NEW YORK – Esther Markaki is a multitalented performer, born and raised in Athens, Greece, but from a young age was drawn to the United States. The actress/singer-songwriter/dancer/choreographer moved to New York City recently to pursue her dream and in only a short time has made significant strides in her career with roles in film, TV, and onstage. Markaki spoke with The National Herald about her life and work.
When asked if she always wanted to go into acting, Markaki said she did and was “always involved in theater, music, and acting.” She loves film and theater, noting that her parents took her as a child to Epidaurus for the famous festival. Markaki is grateful for the opportunity to pursue her dream, noting that “I get to do what I love, write songs, acting, dancing, choreography, and New York is the center of everything I love.”
She earned her Bachelor of Science in Business Administration at Deree – The American College of Greece, and worked on a Master of Arts in London. Returning to Greece, Markaki worked in marketing for a year and a half, but was “miserable.”
She told TNH that in the “Spring of 2015 I decided to apply to New York Film Academy for a 4-week workshop in New York City, and then in September 2015, once I came for the workshop, I decided I wanted to move here permanently.”
She recently appeared in the sold-out, off-Broadway production of Sophocles’ Electra, directed by Leonidas Loizides.
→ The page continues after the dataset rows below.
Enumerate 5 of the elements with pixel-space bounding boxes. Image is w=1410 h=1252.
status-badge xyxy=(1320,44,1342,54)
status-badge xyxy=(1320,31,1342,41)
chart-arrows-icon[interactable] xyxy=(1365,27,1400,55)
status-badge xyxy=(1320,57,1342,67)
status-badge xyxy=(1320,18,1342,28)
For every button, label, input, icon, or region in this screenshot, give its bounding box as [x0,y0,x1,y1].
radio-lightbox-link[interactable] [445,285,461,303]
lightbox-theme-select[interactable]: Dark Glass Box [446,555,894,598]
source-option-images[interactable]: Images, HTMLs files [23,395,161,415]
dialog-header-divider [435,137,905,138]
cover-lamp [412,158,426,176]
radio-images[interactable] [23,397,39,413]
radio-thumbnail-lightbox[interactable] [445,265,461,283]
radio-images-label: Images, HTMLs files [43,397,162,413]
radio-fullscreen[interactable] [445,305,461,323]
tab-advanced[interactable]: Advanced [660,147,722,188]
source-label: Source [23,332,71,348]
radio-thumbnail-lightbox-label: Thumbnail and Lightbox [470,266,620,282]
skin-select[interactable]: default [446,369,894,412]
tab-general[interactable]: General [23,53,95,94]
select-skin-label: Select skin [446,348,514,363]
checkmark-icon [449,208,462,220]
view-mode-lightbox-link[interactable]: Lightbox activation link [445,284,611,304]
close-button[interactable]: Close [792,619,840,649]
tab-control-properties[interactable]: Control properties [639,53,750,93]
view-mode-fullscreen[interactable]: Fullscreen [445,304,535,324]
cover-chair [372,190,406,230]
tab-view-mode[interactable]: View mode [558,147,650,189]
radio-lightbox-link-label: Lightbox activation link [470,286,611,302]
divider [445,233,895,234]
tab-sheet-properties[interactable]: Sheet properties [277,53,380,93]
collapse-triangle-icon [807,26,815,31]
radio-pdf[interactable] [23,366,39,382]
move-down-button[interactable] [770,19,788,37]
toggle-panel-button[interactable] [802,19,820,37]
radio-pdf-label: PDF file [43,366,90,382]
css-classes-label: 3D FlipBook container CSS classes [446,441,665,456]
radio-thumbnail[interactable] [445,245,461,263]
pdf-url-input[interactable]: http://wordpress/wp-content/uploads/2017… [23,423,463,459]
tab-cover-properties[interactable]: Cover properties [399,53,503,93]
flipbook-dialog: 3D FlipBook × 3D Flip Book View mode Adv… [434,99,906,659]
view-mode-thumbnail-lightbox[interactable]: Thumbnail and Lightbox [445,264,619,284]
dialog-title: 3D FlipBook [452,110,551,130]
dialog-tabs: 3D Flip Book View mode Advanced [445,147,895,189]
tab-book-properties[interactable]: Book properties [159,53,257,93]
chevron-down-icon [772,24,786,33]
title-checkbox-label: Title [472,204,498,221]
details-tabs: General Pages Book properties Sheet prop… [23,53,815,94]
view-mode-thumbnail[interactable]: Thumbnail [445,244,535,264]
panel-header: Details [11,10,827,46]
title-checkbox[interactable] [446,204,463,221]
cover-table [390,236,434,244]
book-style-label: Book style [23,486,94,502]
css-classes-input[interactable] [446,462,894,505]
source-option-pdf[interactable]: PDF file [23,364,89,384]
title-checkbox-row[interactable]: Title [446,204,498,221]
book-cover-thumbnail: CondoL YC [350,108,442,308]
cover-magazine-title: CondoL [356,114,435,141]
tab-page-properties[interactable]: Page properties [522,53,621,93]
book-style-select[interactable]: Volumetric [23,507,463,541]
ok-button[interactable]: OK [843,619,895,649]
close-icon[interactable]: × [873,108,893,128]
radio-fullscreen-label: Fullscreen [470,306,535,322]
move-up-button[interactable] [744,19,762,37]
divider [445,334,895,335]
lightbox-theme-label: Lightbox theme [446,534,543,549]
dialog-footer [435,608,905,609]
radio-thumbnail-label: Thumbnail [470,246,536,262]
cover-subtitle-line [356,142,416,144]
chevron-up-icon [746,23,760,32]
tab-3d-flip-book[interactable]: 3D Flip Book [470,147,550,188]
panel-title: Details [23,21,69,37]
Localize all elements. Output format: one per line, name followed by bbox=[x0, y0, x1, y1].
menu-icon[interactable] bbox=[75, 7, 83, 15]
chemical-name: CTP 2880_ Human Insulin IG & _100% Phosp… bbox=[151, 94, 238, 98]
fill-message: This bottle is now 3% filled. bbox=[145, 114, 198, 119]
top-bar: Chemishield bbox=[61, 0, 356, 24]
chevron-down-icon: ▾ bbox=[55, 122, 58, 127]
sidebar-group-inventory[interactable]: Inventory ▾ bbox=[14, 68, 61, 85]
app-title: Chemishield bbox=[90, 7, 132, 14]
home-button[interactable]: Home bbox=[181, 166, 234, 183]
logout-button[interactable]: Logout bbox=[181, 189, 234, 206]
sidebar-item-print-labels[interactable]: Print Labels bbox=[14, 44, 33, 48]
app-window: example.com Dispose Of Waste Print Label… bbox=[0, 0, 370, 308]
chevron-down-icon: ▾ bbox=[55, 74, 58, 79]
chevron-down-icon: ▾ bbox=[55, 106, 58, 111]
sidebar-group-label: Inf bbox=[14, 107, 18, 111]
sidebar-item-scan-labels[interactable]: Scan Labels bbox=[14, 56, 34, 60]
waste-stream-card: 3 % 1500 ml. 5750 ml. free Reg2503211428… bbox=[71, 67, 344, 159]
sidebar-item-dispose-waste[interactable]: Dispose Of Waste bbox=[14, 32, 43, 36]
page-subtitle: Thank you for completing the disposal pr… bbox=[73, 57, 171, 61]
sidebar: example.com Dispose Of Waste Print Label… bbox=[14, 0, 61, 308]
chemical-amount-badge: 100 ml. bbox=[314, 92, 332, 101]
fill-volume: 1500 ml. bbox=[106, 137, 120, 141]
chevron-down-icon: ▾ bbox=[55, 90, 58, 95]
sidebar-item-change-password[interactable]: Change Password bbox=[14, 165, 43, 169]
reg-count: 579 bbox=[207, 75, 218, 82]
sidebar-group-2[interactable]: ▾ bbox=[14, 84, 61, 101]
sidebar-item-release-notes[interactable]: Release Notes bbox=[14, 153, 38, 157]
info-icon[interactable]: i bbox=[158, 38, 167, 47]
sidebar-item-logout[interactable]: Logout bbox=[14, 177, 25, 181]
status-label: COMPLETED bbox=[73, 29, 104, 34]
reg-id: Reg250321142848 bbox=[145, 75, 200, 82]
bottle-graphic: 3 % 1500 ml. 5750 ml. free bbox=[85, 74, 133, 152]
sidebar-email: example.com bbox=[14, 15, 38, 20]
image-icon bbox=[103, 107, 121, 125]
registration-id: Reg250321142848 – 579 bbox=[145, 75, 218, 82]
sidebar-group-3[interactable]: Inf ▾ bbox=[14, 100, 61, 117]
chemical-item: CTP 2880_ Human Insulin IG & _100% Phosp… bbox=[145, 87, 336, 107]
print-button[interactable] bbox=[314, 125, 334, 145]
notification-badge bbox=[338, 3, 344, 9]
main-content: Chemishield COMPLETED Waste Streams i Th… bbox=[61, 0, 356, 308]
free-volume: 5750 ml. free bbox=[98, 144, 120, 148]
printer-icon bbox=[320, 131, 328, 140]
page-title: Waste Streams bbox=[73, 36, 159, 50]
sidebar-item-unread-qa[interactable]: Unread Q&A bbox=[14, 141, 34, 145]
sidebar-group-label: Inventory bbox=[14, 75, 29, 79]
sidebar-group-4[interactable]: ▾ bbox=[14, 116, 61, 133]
Markaki was one of the leading members of the Chorus, and provided guidance and training to the other members as well as often assisting the composer/director’s assistant during rehearsals. The physically demanding role in the ancient tragedy left Markaki with some bruises, and, she pointed out, wearing knee pads beneath her costume would have been anachronistic. Historical accuracy was the priority in the end, and her performance along with the other members of the Chorus added layers of intensity to the drama.
When asked about the types of roles she prefers, Markaki noted that being more of an introvert, she feels more comfortable acting on screen, but she does love both the theater and film, and looks for roles that are challenging, offer something to connect with, and relate to, whether the role is comedic or dramatic.
Markaki pointed out that in her own life, she has learned lessons from movies, they help you escape or go deeper, to find something, recalling the catharsis of ancient Greek drama. “It’s sometimes cathartic to cry when you see a movie,” she said, referring to the healing aspects of art, “you laugh, cry, heal.”
“I want to be a part of projects that help people,” Markaki said.
Among the actresses she admires- Meryl Streep, Kate Winslet, Amy Adams, and Cate Blanchett, “for their choices and investing in their work.”
Helping others is also a priority for Markaki who appreciates her family’s support, but realizes that others may not be so lucky. “If I make it, I’m going to help other actors,” she said, referring to the profession’s challenges, the competition for opportunities and the high cost of living in New York.
“I’ve been there, I know how hard it is,” Markaki said, “I dropped out of everything and moved halfway across the world. You have to invest, it is a full-time job auditioning, trying to get an agent. If you love what you do, nothing can stop you.”
She continued, “I wake up in the morning and I want to do this. I have the opportunity and thank God, my family.”
Markaki is one of three siblings, her older brother Costis is a project manager and musician living in Los Angeles. Her parents- Manos and Ida, and older sister Valia, who works in psychology, live in Greece.
“I am so grateful,” she said, “hopefully, I will be able to repay them literally and metaphorically, and hopefully, make them proud and my country.”
Greece is a great place to grow up, Markaki said, adding that she hopes her generation will be able to create more opportunities for Greeks who are struggling. “I’m trying to do everything I can, I love and support my country, and creating a legacy so maybe I can go back one day and help even more.”
Of her move to the U.S., Markaki noted, “I’m so grateful, I feel like I was meant to be here. If I came at 18, maybe I wouldn’t have appreciated it. Now, I’m prepared to fight so much more.”